Aktualności
07.04.2018

Arrinera Hussarya EV Z prądem, pod prąd

Był debiut prototypu wersji drogowej, która miała uzyskać w końcu prawo do poruszania się po drogach publicznych, był pierwszy start wersji wyścigowej w specyfikacji GT3 i były kolejne plany na podbój świata. A potem nastała cisza. Teraz Arrinera przypomina o sobie po raz kolejny. Tym razem za sprawą samochodu o napędzie elektrycznym i własnej... kryptowaluty.

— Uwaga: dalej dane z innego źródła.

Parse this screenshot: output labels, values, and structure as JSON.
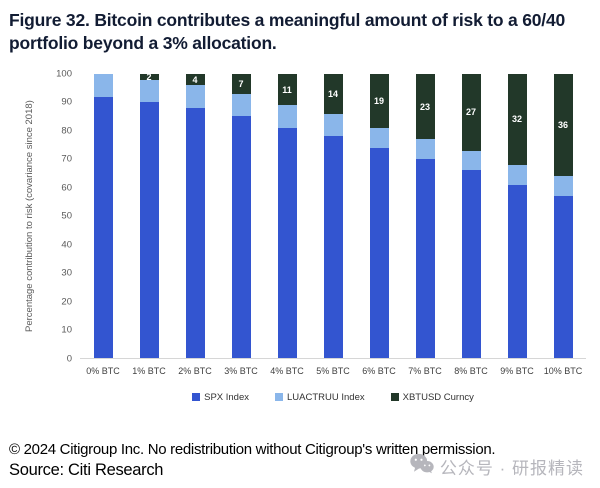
{
  "title": "Figure 32. Bitcoin contributes a meaningful amount of risk to a 60/40 portfolio beyond a 3% allocation.",
  "chart_data": {
    "type": "bar",
    "stacked": true,
    "categories": [
      "0% BTC",
      "1% BTC",
      "2% BTC",
      "3% BTC",
      "4% BTC",
      "5% BTC",
      "6% BTC",
      "7% BTC",
      "8% BTC",
      "9% BTC",
      "10% BTC"
    ],
    "series": [
      {
        "name": "SPX Index",
        "color": "#3355d0",
        "values": [
          92,
          90,
          88,
          85,
          81,
          78,
          74,
          70,
          66,
          61,
          57
        ],
        "data_labels": false
      },
      {
        "name": "LUACTRUU Index",
        "color": "#8ab6ea",
        "values": [
          8,
          8,
          8,
          8,
          8,
          8,
          7,
          7,
          7,
          7,
          7
        ],
        "data_labels": false
      },
      {
        "name": "XBTUSD Curncy",
        "color": "#223829",
        "values": [
          0,
          2,
          4,
          7,
          11,
          14,
          19,
          23,
          27,
          32,
          36
        ],
        "data_labels": true
      }
    ],
    "title": "",
    "xlabel": "",
    "ylabel": "Percentage contribution to risk (covariance since 2018)",
    "ylim": [
      0,
      100
    ],
    "ytick_step": 10,
    "grid": false,
    "legend_position": "bottom"
  },
  "footer": {
    "copyright": "© 2024 Citigroup Inc. No redistribution without Citigroup's written permission.",
    "source": "Source: Citi Research"
  },
  "watermark": {
    "icon": "wechat-icon",
    "text": "公众号 · 研报精读",
    "color": "#b6b6bc"
  }
}
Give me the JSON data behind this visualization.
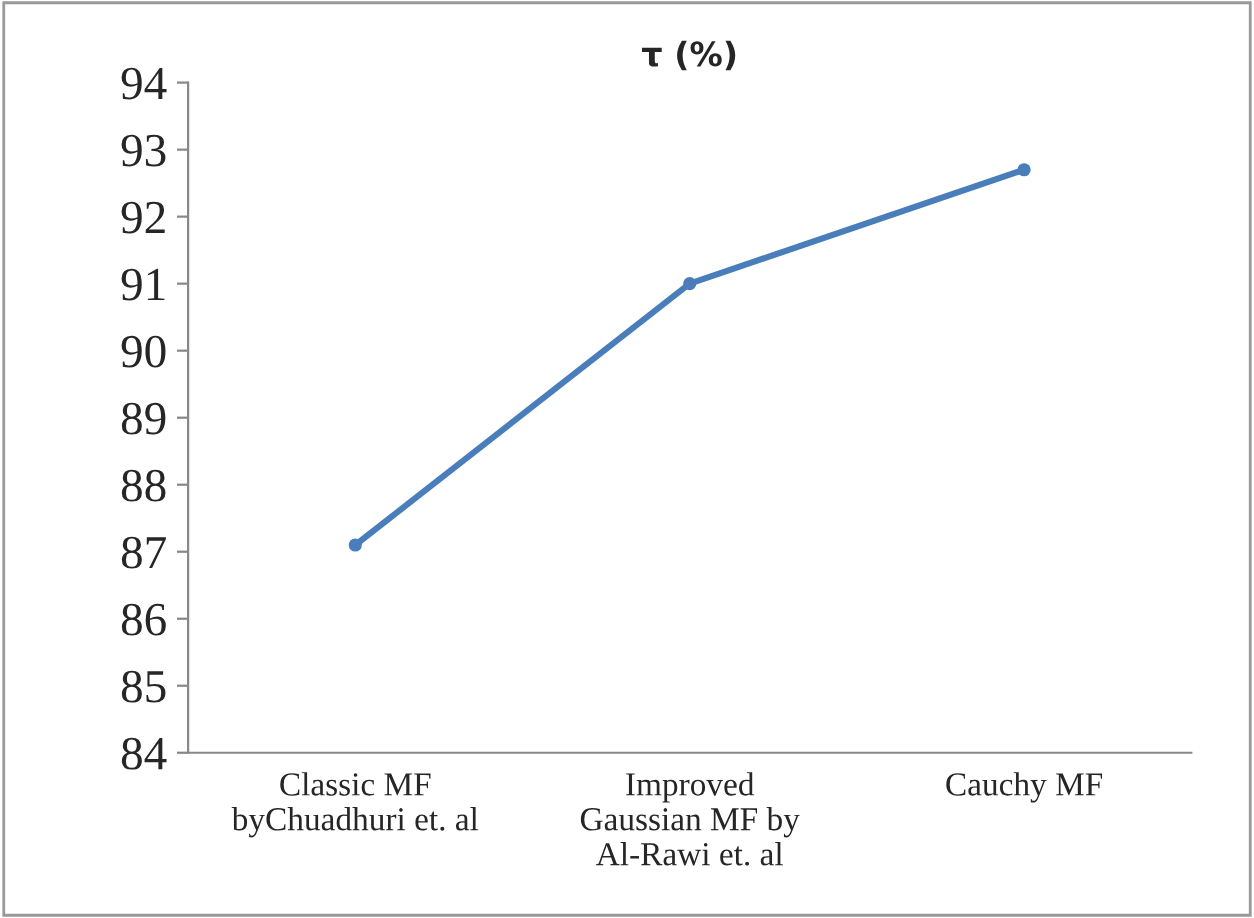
{
  "chart_data": {
    "type": "line",
    "title": "τ (%)",
    "categories": [
      "Classic MF\nbyChuadhuri et. al",
      "Improved\nGaussian MF by\nAl-Rawi et. al",
      "Cauchy MF"
    ],
    "series": [
      {
        "color": "#4a7ebb",
        "values": [
          87.1,
          91.0,
          92.7
        ]
      }
    ],
    "ylim": [
      84,
      94
    ],
    "yticks": [
      84,
      85,
      86,
      87,
      88,
      89,
      90,
      91,
      92,
      93,
      94
    ],
    "marker": "circle",
    "line_style": "solid",
    "grid": false,
    "legend": false
  }
}
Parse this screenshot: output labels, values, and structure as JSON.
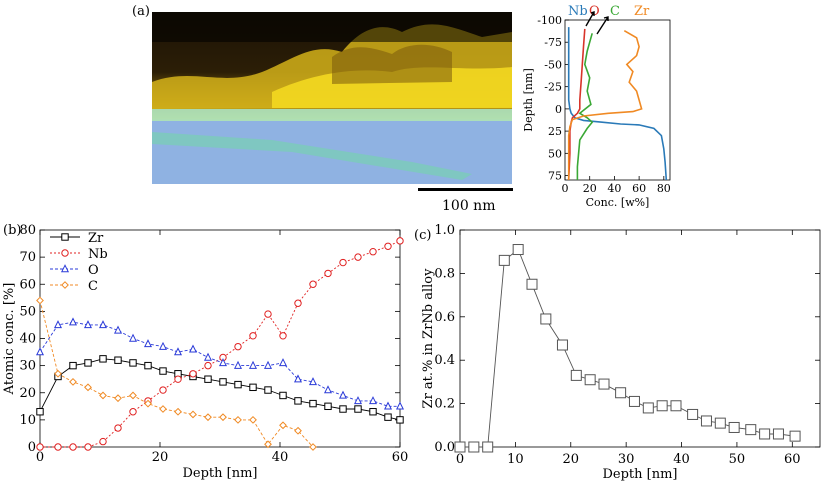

Arrinera pod postacią różnych spółek na terenie Polski oraz Wielkiej Brytanii pracuje nad własnym super samochodem już od ponad dekady. W tym czasie firma z korzeniami w Warszawie zdążyła pokazać kilka prototypów, przygotować i wystawić do wyścigów klasy GT wersję torową, zaprezentować się na Festiwalu Prędkości w Goodwood i za każdym razem wzbudzać coraz większe wątpliwości odnośnie powodzenia całego projektu i powodów jego istnienia. Najnowszy pomysł marki to kolejny odcinek opowieści o polskim super samochodzie, której końca nie widać. Odcinek z nagłym zwrotem akcji.

Arrinera Hussarya EV

Arrinera, tym razem poprzez brytyjskie Arrinera Automotive Holding, zapowiada obranie kierunku na sportowe samochody o napędzie elektrycznym oraz... emisję własnej kryptowaluty, monet Arri, która miałaby przyciągnąć do firmy nowych inwestorów. Elektryczna Hussarya ma być również okazją do zmiany sposobu projektowania - samochód ma być przygotowany we współpracy ze społecznością posiadaczy kryptowaluty, która ma decydować między innymi o najlepszych rozwiązaniach stylistycznych. Arri ma pozwolić również na zakup firmowych gadżetów, a nawet samochodów, których produkcja ma osiągnąć poziom do stu sztuk rocznie.

Arrinera Hussarya EV

Co z samym samochodem? To kolejnych, wielkich zapowiedzi ciąg dalszy. Elektryczna Hussarya ma być zbudowana na węglowym kadłubie z węglową karoserią, ma być wyposażona w silniki elektryczne napędzające obie osie z systemem wektorowania momentu obrotowego, a na jej pokładzie mają znaleźć się zaprojektowane własnoręcznie, rozbudowane systemy multimedialne. Maksymalna moc układu napędowego: ponad 1600 koni mechanicznych! Dochód ze sprzedaży kryptowaluty jest bezpośrednio związany z wprowadzeniem do produkcji elektrycznego auta. Samochód istnieje na razie tylko na ekranach komputerów. Tam wszystko jest możliwe.

Arrinera Hussarya GT

Aktualizacja 09.12.2018 / Na początku grudnia Arrinera poinformowała, że wprowadzenie kryptowaluty, która miała posłużyć do sfinansowania prac nad elektrycznym samochodem Hussarya EV, została zawieszona w powodu braku odpowiednich regulacji prawnych. Nowych informacji na temat wyścigowego modelu Hussarya GT oraz drogowego Hussarya 33 ciągle brak (prototyp tego drugiego przyłapano w ostatnich miesiącach na polskich drogach). Niejasne są również finansowe losy właścicieli całego przedsięwzięcia, którymi w pewnym momencie mieli zostać inwestorzy z Włoch oraz Omanu.